Ohanapecosh

Trail Stories #3. “Ace” and I were three days into our circumambulation of Mt. Rainier via The Wonderland Trail. This hike punctuated my life. I had just finished several temp-work years perf testing video drivers at The Great Satan, and they had liked me enough to hire me for real. I had taken a month off before going full-time, because, well, that had been a lot of work, and switching to perf testing web browsers was going to be even more (“The Internet” was just then really taking off for consumers, mostly via Netscape). Ten days of that month were devoted to the Wonderland. The previous day, we had hiked from Mystic Lake to White River (the day after I pissed on an asshole’s bike). “Mrs. Dean” was driving in to meet us, as White River is not backcountry. On the steep descent from Sunrise, Ace made an accidentally disparaging comment about whether Mrs. Dean would be sitting in the shade waiting for us, to which, in umbrage, I insisted that I would be dumbfounded if she didn’t meet us halfway down (or, for Mrs. Dean, up). I was, of course, correct.

The next morning, Mrs. Dean accompanied us up the trail to Panhandle Gap, turning around there so she could get back to the car and Seattle at a reasonable hour. Ace and I continued on to Indian Bar.

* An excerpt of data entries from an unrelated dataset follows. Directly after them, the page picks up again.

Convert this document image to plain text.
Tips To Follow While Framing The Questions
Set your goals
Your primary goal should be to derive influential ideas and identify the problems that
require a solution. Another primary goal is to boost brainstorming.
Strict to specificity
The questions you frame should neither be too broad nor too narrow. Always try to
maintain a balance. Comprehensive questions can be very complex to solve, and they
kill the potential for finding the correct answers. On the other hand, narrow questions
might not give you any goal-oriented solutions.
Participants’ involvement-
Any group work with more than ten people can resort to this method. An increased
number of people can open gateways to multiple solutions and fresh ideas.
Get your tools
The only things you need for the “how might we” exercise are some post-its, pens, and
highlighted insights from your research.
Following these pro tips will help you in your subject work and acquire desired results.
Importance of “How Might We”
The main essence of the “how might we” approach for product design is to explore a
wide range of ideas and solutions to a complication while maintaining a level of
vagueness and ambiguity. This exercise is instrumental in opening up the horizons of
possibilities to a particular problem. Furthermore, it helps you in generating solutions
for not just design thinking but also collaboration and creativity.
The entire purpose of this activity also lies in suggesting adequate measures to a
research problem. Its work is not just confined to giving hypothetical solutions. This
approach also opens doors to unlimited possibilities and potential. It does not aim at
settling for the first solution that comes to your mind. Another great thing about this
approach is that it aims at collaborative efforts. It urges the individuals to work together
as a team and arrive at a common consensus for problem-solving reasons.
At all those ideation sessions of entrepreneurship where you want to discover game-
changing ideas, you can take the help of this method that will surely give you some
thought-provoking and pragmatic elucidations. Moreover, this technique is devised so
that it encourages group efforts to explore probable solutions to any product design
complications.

It had been cloudy and showery since yesterday, and much of our gear was dampish, but just as we finished setting up camp, the sun broke out and we spread our stuff out to let it dry as much as possible. The respite was brief, and after only half an hour we were hastening to fling stuff into our tents to get it out of a sudden squall. After the squall I hiked around to where I could get a nice view down the Ohanapecosh River, while Ace was scrambling about elsewhere, perhaps investigating the welcoming group shelter nearby. It was warm but humid, and I noticed a fog bank making its way up the valley (at that elevation, really not much more than a broad but rough steep ditch). What caught my eye was that the fog was not a massive bank, but more a finger gradually intruding upwards along the valley bottom, sort of like an inflating tubular balloon. I soon noticed that the fog finger was rotating as it penetrated upwards along the river. Not only rotating, but beginning to distend radially, so that what was once a rotating circular tube became more and more oval, quickly becoming two lobes that suddenly snapped into individual, circular, co-revolving tubes, like a DNA double helix, each orbiting the common center but rotating individually. Each sub-tube again distended and snapped in two, so that now there were four of them! You may recall that I am quite the aficionado of fractals, and here I was, observing fractal math in action. The intertwined fog helices continued to ramify, rotating and splitting ever faster, until, just before the finger reached me, the whole mass fragmented into pieces too small to be resolved as anything but a diffuse mass just as it was when I first noticed it. I was engulfed in my own fantasy. Imbued with all of my thoughts, ever. As it continued on above me, following the gulch upstream, ponderously rotating, the fragmented mass repeated its former dynamic, distending, splitting, ramifying in powers of two until the pattern again dissolved.

I really want to return to Indian Bar sometime (perhaps via Nickel Creek, where, if you follow the trail to the camping areas far enough back, you come upon piles of fragmented pentagonal andesite). It would be a great trip for a group, given the shelter, and it has absolutely the best outhouse I have ever used: roofed, but open on the sides for an awesome view. I’ve heard there’s a better one in Glacier; I will have to seek that shit out.